The project would replace the existing house on the property, which was originally built in 1918. Upgrades to the property’s septic system and a seawall on the property would take place as well. Maslan said the development team has changed completely since the clear cutting occurred, but did not explain the series of events that led to the tree removal in the first place.

Commissioner Eric Voigt was critical of the property owner’s decision not to attend the meeting in person, echoing statements from EPC members who wanted to meet the owner face to face in 2014.

“A better explanation [of the clear cutting] would be appropriate,” Voigt said. “We have rules. There are not specific rules as to clear cutting your property but I’d rather not have to make rules. I don’t think it’s right that somebody just comes in and wipes out every tree on their property without asking.”

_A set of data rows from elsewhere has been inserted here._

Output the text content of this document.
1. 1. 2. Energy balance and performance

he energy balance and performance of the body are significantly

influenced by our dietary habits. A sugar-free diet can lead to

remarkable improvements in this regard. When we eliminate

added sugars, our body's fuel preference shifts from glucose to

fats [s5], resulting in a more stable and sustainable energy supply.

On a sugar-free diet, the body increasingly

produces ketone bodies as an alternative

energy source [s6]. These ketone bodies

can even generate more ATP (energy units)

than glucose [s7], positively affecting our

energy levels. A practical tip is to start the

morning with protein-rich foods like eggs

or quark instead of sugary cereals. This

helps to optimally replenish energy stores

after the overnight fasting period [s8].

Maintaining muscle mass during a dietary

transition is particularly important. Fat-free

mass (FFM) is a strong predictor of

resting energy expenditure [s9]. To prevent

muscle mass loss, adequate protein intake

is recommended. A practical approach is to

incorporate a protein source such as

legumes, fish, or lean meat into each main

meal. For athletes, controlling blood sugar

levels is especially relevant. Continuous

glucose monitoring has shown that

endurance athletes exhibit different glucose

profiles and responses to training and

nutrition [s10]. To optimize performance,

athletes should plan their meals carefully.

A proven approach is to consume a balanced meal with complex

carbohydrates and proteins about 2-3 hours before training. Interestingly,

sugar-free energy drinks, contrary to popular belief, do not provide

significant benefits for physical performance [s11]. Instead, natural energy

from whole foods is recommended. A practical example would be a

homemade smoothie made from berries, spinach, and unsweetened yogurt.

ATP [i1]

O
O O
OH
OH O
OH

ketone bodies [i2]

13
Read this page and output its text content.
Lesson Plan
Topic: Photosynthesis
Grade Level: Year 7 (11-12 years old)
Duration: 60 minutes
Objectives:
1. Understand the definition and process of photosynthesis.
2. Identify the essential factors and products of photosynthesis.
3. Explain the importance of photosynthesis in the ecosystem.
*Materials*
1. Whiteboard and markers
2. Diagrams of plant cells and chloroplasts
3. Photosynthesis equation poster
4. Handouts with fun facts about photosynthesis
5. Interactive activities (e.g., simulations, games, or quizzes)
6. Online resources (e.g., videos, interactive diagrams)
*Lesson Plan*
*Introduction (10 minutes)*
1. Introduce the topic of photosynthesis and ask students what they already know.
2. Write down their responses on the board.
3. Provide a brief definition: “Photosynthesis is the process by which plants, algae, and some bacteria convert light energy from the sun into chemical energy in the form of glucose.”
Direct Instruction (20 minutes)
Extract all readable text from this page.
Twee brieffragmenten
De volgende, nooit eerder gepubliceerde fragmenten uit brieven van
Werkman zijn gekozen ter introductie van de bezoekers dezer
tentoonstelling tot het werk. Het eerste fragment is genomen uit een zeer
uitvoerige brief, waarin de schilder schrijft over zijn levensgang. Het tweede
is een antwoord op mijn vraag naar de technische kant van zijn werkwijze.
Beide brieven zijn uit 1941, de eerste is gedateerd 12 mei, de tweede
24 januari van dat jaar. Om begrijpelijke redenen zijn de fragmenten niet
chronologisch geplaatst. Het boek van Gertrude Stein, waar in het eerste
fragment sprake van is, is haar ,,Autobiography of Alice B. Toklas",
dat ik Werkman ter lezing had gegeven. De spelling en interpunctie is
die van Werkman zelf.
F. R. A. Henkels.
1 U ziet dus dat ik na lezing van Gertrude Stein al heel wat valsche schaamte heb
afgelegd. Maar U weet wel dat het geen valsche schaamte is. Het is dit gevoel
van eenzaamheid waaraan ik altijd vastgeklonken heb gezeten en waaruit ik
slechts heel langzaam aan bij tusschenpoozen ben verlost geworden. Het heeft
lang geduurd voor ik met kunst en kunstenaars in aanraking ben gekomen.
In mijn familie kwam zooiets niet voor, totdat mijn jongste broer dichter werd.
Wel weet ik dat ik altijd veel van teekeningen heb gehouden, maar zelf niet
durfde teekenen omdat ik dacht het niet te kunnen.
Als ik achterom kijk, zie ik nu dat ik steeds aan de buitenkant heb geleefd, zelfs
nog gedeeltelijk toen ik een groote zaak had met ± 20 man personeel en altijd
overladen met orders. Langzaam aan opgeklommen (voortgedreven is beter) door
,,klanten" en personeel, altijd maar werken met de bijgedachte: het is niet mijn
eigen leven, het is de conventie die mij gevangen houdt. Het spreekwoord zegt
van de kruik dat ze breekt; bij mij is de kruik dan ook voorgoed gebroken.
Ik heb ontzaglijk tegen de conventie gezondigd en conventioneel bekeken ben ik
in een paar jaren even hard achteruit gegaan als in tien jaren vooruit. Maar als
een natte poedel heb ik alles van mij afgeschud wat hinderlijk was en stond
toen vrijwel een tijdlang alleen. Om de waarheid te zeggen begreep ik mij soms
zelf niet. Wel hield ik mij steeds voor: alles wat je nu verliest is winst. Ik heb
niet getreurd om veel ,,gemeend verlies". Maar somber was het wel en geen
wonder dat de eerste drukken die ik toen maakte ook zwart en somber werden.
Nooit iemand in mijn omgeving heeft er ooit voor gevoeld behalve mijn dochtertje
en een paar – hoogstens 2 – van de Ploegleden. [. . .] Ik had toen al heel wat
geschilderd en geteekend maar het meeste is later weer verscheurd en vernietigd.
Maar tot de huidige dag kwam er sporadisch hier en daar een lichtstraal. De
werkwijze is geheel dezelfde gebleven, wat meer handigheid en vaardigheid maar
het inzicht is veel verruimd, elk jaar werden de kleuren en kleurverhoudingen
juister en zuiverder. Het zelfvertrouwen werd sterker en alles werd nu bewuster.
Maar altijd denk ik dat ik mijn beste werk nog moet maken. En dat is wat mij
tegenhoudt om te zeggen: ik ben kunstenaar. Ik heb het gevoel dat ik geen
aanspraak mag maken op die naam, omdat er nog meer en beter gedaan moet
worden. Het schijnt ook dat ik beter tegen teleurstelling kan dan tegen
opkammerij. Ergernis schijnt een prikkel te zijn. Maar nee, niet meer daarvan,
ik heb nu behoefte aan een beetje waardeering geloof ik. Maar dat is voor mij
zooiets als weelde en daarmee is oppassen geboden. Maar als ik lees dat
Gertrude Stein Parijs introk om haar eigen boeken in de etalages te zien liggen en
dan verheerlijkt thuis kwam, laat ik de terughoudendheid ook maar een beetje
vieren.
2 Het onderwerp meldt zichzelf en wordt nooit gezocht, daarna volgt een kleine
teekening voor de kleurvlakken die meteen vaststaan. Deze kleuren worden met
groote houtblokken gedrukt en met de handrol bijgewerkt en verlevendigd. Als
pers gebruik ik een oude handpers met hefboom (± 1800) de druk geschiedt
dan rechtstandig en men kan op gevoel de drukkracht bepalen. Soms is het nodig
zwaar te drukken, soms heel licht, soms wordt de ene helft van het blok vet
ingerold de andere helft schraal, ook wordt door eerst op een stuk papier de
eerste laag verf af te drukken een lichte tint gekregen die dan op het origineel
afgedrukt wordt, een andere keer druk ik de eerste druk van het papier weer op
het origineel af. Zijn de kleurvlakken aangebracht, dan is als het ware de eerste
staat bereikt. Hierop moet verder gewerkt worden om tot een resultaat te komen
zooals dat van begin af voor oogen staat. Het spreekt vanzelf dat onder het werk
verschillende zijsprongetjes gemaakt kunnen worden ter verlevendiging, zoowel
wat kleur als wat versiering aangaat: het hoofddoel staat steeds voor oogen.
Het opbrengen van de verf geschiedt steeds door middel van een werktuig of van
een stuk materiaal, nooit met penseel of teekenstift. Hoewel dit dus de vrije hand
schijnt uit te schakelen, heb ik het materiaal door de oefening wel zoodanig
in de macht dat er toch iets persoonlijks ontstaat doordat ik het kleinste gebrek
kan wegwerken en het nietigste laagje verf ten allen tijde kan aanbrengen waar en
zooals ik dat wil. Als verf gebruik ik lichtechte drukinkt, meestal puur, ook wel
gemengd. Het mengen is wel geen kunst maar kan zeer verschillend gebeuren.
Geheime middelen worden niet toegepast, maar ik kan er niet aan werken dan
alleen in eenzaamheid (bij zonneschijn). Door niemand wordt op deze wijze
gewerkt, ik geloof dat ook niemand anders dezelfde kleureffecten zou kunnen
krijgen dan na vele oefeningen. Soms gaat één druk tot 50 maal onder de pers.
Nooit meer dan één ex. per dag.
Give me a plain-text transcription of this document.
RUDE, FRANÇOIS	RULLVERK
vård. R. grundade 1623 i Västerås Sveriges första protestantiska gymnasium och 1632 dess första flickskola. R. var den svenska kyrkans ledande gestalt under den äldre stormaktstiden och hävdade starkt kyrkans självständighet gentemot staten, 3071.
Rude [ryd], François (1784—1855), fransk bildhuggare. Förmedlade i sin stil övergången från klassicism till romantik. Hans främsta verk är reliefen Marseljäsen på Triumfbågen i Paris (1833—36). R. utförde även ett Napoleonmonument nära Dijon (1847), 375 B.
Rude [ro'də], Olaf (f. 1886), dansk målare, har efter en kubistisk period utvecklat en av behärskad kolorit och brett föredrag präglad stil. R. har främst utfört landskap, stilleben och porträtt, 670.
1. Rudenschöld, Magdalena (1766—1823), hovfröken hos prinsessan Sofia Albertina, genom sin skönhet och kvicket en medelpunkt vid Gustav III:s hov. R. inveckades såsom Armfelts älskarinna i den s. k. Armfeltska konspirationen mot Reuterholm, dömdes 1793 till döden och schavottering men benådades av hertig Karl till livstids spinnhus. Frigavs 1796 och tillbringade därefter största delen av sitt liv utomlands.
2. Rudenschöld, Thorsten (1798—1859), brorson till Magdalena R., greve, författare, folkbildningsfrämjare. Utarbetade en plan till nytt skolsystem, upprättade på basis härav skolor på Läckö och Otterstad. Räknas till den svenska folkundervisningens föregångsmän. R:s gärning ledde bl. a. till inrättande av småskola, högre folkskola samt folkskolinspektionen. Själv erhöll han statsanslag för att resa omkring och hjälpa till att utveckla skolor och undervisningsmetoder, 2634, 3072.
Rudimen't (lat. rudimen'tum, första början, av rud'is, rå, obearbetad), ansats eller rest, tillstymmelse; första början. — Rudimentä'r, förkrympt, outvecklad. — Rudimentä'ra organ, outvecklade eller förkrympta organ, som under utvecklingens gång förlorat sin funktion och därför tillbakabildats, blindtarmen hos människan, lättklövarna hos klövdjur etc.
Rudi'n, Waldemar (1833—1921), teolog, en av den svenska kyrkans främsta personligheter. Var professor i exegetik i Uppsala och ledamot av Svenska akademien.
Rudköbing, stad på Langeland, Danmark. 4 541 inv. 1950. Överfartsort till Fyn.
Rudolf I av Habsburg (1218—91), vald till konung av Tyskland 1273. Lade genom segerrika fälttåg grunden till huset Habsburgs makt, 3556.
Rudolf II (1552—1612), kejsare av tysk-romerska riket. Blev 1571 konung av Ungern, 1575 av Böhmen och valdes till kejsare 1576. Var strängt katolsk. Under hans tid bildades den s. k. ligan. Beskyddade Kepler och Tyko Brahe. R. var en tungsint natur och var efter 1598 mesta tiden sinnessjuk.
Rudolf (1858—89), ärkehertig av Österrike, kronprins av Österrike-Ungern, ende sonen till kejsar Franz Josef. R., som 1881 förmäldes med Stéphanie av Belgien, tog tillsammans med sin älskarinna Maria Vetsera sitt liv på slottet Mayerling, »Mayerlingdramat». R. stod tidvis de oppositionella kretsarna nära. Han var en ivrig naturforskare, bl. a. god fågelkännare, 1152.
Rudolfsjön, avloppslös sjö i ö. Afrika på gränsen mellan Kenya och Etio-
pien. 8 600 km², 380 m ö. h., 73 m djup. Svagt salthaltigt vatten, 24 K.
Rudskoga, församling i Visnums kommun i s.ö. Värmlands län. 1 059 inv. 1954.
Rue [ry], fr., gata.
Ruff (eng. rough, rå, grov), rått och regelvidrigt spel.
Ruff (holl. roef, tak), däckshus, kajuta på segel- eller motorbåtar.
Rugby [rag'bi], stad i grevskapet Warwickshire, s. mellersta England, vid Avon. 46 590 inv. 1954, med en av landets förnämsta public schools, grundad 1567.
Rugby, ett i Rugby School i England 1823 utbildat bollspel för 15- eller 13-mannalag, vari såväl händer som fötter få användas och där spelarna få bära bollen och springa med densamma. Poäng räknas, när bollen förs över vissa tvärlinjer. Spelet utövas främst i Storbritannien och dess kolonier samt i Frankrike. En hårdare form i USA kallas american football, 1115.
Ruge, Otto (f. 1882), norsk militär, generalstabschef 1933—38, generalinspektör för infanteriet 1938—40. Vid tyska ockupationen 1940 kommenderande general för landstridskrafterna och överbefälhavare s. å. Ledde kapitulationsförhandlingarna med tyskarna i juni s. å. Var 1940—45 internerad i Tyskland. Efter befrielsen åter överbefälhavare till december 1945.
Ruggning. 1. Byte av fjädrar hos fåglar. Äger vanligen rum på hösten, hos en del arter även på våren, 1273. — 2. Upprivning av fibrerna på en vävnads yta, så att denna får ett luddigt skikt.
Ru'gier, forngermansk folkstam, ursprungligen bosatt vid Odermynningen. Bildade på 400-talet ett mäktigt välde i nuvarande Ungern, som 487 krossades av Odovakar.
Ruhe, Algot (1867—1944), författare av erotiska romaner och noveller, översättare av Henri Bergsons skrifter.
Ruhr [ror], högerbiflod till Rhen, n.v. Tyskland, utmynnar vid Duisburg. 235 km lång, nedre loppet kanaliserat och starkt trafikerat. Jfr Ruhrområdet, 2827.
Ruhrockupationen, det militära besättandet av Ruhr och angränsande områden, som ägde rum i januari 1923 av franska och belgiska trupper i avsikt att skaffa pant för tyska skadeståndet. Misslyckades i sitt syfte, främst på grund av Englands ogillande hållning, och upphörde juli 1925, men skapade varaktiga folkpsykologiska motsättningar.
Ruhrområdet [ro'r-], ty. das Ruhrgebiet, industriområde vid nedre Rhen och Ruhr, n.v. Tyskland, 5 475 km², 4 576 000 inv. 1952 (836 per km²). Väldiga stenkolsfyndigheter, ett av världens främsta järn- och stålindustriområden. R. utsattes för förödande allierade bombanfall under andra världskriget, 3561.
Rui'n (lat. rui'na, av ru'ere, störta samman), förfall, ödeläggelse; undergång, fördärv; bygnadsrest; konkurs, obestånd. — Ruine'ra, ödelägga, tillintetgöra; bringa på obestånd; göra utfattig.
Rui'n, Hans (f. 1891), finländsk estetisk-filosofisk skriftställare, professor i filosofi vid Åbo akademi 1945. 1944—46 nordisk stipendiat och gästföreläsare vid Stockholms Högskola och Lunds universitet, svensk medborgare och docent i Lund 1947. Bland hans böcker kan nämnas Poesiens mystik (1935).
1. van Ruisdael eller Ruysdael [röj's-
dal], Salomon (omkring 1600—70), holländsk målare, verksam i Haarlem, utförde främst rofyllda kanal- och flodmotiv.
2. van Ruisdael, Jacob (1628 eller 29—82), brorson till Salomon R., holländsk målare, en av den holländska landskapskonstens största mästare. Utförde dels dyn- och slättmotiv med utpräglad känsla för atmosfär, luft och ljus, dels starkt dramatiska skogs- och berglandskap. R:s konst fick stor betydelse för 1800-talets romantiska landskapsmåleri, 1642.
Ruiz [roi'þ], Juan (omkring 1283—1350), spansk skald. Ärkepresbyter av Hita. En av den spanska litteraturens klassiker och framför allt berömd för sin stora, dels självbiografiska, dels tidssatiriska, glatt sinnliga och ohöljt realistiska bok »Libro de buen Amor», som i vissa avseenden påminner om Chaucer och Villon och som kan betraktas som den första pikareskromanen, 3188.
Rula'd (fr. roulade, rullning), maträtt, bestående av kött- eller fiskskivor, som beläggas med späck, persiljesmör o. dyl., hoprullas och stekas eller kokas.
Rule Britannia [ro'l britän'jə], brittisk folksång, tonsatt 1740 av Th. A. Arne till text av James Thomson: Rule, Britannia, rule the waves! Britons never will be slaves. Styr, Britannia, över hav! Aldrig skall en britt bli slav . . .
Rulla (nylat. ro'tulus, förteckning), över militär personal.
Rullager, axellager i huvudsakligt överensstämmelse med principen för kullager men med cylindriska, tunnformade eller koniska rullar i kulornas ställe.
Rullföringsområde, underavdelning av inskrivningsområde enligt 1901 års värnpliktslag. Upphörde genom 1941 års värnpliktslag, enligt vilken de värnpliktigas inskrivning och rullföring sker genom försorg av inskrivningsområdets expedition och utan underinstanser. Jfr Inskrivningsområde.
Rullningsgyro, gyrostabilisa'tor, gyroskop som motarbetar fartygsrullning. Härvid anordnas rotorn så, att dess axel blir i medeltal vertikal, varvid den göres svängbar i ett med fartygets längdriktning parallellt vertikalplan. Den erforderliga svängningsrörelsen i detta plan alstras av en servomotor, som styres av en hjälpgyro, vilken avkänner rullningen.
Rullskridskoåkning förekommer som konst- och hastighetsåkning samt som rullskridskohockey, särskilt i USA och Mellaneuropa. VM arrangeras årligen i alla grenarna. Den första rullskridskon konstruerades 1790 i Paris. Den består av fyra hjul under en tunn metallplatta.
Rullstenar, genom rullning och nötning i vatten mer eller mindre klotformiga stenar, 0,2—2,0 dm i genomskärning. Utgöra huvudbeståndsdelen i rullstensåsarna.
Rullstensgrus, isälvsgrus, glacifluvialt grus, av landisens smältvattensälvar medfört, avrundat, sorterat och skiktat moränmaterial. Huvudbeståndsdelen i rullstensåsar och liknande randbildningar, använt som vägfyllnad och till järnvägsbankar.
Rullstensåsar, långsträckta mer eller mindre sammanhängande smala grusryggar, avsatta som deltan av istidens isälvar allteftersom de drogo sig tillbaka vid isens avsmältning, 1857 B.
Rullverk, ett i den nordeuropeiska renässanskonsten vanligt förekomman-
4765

Voigt also challenged the design team’s assertion that the property had not suffered degradation as a result of the clear cutting. An environmental specialist for the project said the property did not violate the state’s criteria for degradation, though he acknowledged the tree removal would have an obvious visual impact. A town peer reviewer agreed with the findings, adding that tidal wetlands are usually quick to recover if proper mitigation efforts are put in place.

“I would take exception to you saying that degradation of visual quality did not occur as a part of the clear cutting and I would also take exception to the statement that wildlife habitats were not destroyed by the clear cutting,” Voigt said on Tuesday. “I understand that your point of reference is subsequent to the clear cutting, but relative to what was there previously, I think there was significant degradation and significant degradation or destruction of wildlife habitats.”

The site plan for the property calls for the installation of 260 trees along with shrubs and other landscaping. Most of those would be indigenous cedar and oak trees which also made up the bulk of the trees that were removed. Other evergreen and citrus trees will be planted as well to restore habitats for birds and other wildlife. Town peer reviewers worked alongside the design team to ensure the vegetation was evenly distributed across the property.

A recent view of the Delafield Island property — Laureen Vellante photo

Neighbors to the property expressed concerns about how the project would impact the Delafield Island community. The property is located on a narrow causeway, leading both neighbors and commission members to express concerns about work vehicles traveling through the neighborhood. The project is expected to take at least 18 months to complete and would call for hundreds of truckloads of material to be brought to the site over the course of construction. Neighbors asked the commission to try and implement some scheduling restrictions on when work could take place at the property.

Resident Liz Bacon said the clear cutting and overall treatment of the property has been jarring to members of the neighborhood, but the new development team appears to be a step in the right direction. She asked both the commission and the development team to keep the rest of the Delafield Island community in mind as they deliberate the site plan and do their best to respect the neighborhood.

“The quality of life in our neighborhood is going to be affected for an extended period of time,” Bacon said. “So I’m asking this team to keep the home team in mind; this is our town, this is neighborhood, and we need all of those things that are going to impact our quality of life to be given serious consideration.”

Public hearings for the project will continue at the Planning & Zoning Commission’s May 2 meeting.